Notes from my journal during the six-week solo arctic expedition in 2021. The place I was camped when writing this journal entry is a desolate and remote region that was noted by late-1800s’ explorers to be off-limits by Alaskan Arctic natives because of its brutally cold and dangerous winter climate.
…it’s a place that doesn’t have spiraled peaks that stretch to the heavens for the eyes to rest on, nor does it have endless miles of beautiful green and blue bergs of sea ice that glisten in the low February sun. Instead, it’s a place where the land and sky is joined as one fluid white.
Except for a few stunted willows alongside frozen ponds and creeks it’s difficult to see where the horizon begins.
One might call it a wasteland, the badlands, or, a land that God forgot.
The essence of its allure to me however is not in its eye appeal because its beauty cannot be seen.

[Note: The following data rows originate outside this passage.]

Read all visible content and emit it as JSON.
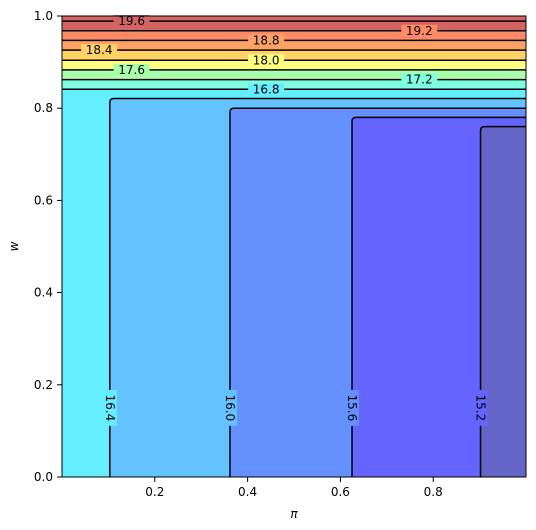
{
  "chart_data": {
    "type": "contour",
    "title": "",
    "xlabel": "π",
    "ylabel": "w",
    "xlim": [
      0.0,
      1.0
    ],
    "ylim": [
      0.0,
      1.0
    ],
    "xticks": [
      "0.2",
      "0.4",
      "0.6",
      "0.8"
    ],
    "xtick_values": [
      0.2,
      0.4,
      0.6,
      0.8
    ],
    "yticks": [
      "0.0",
      "0.2",
      "0.4",
      "0.6",
      "0.8",
      "1.0"
    ],
    "ytick_values": [
      0.0,
      0.2,
      0.4,
      0.6,
      0.8,
      1.0
    ],
    "grid": false,
    "colormap": "jet (alpha 0.6)",
    "levels": [
      15.2,
      15.6,
      16.0,
      16.4,
      16.8,
      17.2,
      17.6,
      18.0,
      18.4,
      18.8,
      19.2,
      19.6
    ],
    "fill_regions": [
      {
        "range": [
          14.8,
          15.2
        ],
        "color": "#6565c8"
      },
      {
        "range": [
          15.2,
          15.6
        ],
        "color": "#6464ff"
      },
      {
        "range": [
          15.6,
          16.0
        ],
        "color": "#6491ff"
      },
      {
        "range": [
          16.0,
          16.4
        ],
        "color": "#64c3ff"
      },
      {
        "range": [
          16.4,
          16.8
        ],
        "color": "#64eeff"
      },
      {
        "range": [
          16.8,
          17.2
        ],
        "color": "#80ffe0"
      },
      {
        "range": [
          17.2,
          17.6
        ],
        "color": "#a9ffaa"
      },
      {
        "range": [
          17.6,
          18.0
        ],
        "color": "#ffff7f"
      },
      {
        "range": [
          18.0,
          18.4
        ],
        "color": "#ffd266"
      },
      {
        "range": [
          18.4,
          18.8
        ],
        "color": "#ffa266"
      },
      {
        "range": [
          18.8,
          19.2
        ],
        "color": "#ff8a66"
      },
      {
        "range": [
          19.2,
          19.6
        ],
        "color": "#d46464"
      }
    ],
    "vertical_contours": [
      {
        "level": "16.4",
        "x": 0.103,
        "w_top": 0.821
      },
      {
        "level": "16.0",
        "x": 0.362,
        "w_top": 0.8
      },
      {
        "level": "15.6",
        "x": 0.625,
        "w_top": 0.78
      },
      {
        "level": "15.2",
        "x": 0.902,
        "w_top": 0.76
      }
    ],
    "horizontal_contours": [
      {
        "level": "16.8",
        "w": 0.841
      },
      {
        "level": "17.2",
        "w": 0.862
      },
      {
        "level": "17.6",
        "w": 0.883
      },
      {
        "level": "18.0",
        "w": 0.904
      },
      {
        "level": "18.4",
        "w": 0.926
      },
      {
        "level": "18.8",
        "w": 0.947
      },
      {
        "level": "19.2",
        "w": 0.968
      },
      {
        "level": "19.6",
        "w": 0.989
      }
    ],
    "contour_labels": [
      {
        "text": "16.4",
        "x": 0.103,
        "w": 0.15,
        "rotated": true
      },
      {
        "text": "16.0",
        "x": 0.362,
        "w": 0.15,
        "rotated": true
      },
      {
        "text": "15.6",
        "x": 0.625,
        "w": 0.15,
        "rotated": true
      },
      {
        "text": "15.2",
        "x": 0.902,
        "w": 0.15,
        "rotated": true
      },
      {
        "text": "16.8",
        "x": 0.44,
        "w": 0.841,
        "rotated": false
      },
      {
        "text": "17.2",
        "x": 0.77,
        "w": 0.862,
        "rotated": false
      },
      {
        "text": "17.6",
        "x": 0.15,
        "w": 0.883,
        "rotated": false
      },
      {
        "text": "18.0",
        "x": 0.44,
        "w": 0.904,
        "rotated": false
      },
      {
        "text": "18.4",
        "x": 0.08,
        "w": 0.926,
        "rotated": false
      },
      {
        "text": "18.8",
        "x": 0.44,
        "w": 0.947,
        "rotated": false
      },
      {
        "text": "19.2",
        "x": 0.77,
        "w": 0.968,
        "rotated": false
      },
      {
        "text": "19.6",
        "x": 0.15,
        "w": 0.989,
        "rotated": false
      }
    ]
  }
}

The beauty is hidden in the deafening silence that stirs the soul and the vast expanse that stretches hundreds of miles in every direction which gives us an unimaginable sense of freedom.
But whoa to those who travel here!
The fierce winds that tear the tundra apart has no mercy for human flesh. There are not words in our vocabulary that describes the brutality of its coldness. I’m telling you it’s beyond human comprehension.
Nonetheless, when the flurry of snow and clouds clear from the crystalline stars and peace settles once again onto the living, and the malamutes lift their muzzles with a tranquil song, it’s a glimpse of heaven.
The faraway and difficult journeys in life are necessary challenges to cleanse our souls.
It reminds us that our strengths, skills and talents cannot and will not save us because our souls are in the hands and mercy of God.